Willis Fawley

Personal information
- Full name: Willis Fawley
- Born: 22 November 1929 Pontefract district, England
- Died: 1981 (aged 51)

Playing information
- Position: Hooker
Club
| Years | Team | Pld | T | G | FG | P |
| 1951–67 | Featherstone Rovers | 369+2 | 59 | 9 | 0 | 195 |

= Willis Fawley =

English rugby league footballer (1929–1981)

Willis Fawley (22 November 1929 – 1981) was an English professional rugby league footballer who played in the 1960s and 1970s.
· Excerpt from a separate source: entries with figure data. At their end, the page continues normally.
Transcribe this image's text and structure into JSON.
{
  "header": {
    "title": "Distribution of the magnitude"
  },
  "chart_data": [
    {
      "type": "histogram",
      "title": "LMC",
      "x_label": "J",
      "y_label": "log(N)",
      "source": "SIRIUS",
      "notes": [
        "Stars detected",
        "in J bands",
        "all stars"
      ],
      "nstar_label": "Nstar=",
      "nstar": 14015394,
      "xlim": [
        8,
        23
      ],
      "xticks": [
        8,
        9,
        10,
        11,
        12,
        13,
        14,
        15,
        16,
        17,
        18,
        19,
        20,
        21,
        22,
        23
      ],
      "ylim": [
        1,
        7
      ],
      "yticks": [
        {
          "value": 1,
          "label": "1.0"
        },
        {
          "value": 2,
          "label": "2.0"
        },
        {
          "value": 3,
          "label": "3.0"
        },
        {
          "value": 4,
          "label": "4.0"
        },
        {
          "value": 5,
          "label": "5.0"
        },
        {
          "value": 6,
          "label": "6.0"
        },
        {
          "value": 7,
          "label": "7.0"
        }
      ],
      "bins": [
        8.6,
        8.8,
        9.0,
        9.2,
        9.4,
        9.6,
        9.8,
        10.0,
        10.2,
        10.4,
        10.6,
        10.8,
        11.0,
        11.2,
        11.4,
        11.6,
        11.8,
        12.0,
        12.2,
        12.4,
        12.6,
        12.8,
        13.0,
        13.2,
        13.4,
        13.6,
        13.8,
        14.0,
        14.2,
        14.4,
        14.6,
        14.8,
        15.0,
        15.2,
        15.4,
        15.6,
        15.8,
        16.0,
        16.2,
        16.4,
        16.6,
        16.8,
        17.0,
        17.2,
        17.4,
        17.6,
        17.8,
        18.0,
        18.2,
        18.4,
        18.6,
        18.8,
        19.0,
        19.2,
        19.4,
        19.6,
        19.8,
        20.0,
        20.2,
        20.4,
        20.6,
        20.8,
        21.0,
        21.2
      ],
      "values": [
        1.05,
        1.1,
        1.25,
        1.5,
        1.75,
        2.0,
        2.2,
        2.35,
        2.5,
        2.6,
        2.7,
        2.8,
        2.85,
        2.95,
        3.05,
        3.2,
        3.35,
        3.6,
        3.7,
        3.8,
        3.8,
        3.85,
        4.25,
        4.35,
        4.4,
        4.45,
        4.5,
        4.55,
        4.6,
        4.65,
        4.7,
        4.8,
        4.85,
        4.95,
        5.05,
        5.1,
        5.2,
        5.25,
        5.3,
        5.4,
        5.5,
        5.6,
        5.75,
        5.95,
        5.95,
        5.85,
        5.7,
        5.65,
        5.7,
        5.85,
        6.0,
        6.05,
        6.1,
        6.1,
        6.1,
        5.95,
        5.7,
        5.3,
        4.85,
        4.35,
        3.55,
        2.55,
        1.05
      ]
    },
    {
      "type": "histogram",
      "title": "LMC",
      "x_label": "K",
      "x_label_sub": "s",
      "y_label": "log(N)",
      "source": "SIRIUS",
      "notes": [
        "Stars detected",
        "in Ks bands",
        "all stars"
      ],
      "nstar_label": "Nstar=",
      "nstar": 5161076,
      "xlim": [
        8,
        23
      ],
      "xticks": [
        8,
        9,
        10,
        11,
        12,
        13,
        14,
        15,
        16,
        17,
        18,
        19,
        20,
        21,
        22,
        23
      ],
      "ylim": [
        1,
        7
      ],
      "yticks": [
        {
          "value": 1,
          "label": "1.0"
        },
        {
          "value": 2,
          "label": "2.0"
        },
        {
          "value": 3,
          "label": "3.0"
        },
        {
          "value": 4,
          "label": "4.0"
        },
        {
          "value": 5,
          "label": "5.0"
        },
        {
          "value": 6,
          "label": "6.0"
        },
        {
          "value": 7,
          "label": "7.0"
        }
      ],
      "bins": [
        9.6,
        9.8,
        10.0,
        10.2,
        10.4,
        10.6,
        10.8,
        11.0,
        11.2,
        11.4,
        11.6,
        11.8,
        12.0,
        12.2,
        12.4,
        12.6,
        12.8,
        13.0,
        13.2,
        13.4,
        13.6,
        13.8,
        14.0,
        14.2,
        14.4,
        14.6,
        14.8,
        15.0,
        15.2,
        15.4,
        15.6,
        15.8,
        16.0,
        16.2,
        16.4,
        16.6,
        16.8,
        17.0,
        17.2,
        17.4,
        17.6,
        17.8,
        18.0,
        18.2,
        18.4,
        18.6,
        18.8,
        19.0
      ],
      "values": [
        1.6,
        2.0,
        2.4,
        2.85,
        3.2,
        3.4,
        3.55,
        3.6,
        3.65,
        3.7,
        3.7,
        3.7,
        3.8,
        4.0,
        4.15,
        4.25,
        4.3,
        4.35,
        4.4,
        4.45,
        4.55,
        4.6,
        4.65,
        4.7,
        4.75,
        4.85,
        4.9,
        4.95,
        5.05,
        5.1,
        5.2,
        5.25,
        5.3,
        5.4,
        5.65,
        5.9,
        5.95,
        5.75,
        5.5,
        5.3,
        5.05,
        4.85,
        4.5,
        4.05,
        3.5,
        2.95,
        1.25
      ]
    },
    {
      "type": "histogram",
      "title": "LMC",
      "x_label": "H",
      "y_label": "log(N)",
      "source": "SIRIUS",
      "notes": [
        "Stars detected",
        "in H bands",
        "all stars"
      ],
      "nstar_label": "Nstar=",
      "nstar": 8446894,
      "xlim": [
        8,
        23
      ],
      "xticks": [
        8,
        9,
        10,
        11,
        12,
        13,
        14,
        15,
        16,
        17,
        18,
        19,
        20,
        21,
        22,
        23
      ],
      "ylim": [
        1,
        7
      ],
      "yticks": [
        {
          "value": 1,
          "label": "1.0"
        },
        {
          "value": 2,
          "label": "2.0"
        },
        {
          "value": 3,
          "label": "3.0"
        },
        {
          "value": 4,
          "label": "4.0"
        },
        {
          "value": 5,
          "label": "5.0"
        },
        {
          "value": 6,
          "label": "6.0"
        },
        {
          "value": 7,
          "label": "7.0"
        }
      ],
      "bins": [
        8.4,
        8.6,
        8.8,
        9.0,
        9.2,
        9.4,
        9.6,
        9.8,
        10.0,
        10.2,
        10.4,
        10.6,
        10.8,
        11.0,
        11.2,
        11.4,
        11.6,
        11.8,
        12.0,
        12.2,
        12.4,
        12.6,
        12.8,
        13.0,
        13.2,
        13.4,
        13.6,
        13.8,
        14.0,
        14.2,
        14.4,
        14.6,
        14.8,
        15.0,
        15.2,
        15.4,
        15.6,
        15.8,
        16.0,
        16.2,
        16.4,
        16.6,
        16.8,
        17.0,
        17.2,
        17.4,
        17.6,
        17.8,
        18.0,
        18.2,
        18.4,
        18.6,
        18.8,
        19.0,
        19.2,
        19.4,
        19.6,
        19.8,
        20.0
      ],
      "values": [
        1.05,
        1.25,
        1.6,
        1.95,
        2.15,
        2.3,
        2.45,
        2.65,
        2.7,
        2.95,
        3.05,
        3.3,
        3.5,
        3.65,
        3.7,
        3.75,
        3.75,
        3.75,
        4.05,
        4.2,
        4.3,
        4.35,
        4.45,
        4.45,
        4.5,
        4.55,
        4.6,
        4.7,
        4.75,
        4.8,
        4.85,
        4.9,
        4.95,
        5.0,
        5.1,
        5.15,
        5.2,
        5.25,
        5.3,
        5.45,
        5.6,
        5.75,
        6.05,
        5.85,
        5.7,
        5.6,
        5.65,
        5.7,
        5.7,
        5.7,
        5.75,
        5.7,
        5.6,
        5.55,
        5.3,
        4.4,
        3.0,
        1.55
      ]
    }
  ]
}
He played at club level for Featherstone Rovers, as an occasional goal-kicking .

==Background==
Willis Fawley was born on 22 November 1929 in Pontefract district, West Riding of Yorkshire, England.

==Playing career==

===County Cup Final appearances===
Willis Fawley played in Featherstone Rovers' 15-14 victory over Hull F.C. in the 1959–60 Yorkshire Cup Final during the 1959–60 season at Headingley, Leeds on Saturday 31 October 1959, and played in the 0-10 defeat by Halifax in the 1963–64 Yorkshire Cup Final during the 1963–64 season at Belle Vue, Wakefield on Saturday 2 November 1963.

===Club career===
Willis Fawley made his début for Featherstone Rovers on Saturday 10 March 1951.

===Testimonial match===
Willis Fawley's benefit season/testimonial match at Featherstone Rovers took place during the 1960–61 season.

==Honoured at Featherstone Rovers==
Willis Fawley is a Featherstone Rovers Hall of Fame inductee.

==Personal life and death==
Willis Fawley's marriage to Valerie (née Pearson) was registered during first ¼ 1962 in Pontefract district.

Fawley died in 1981, at the age of 51.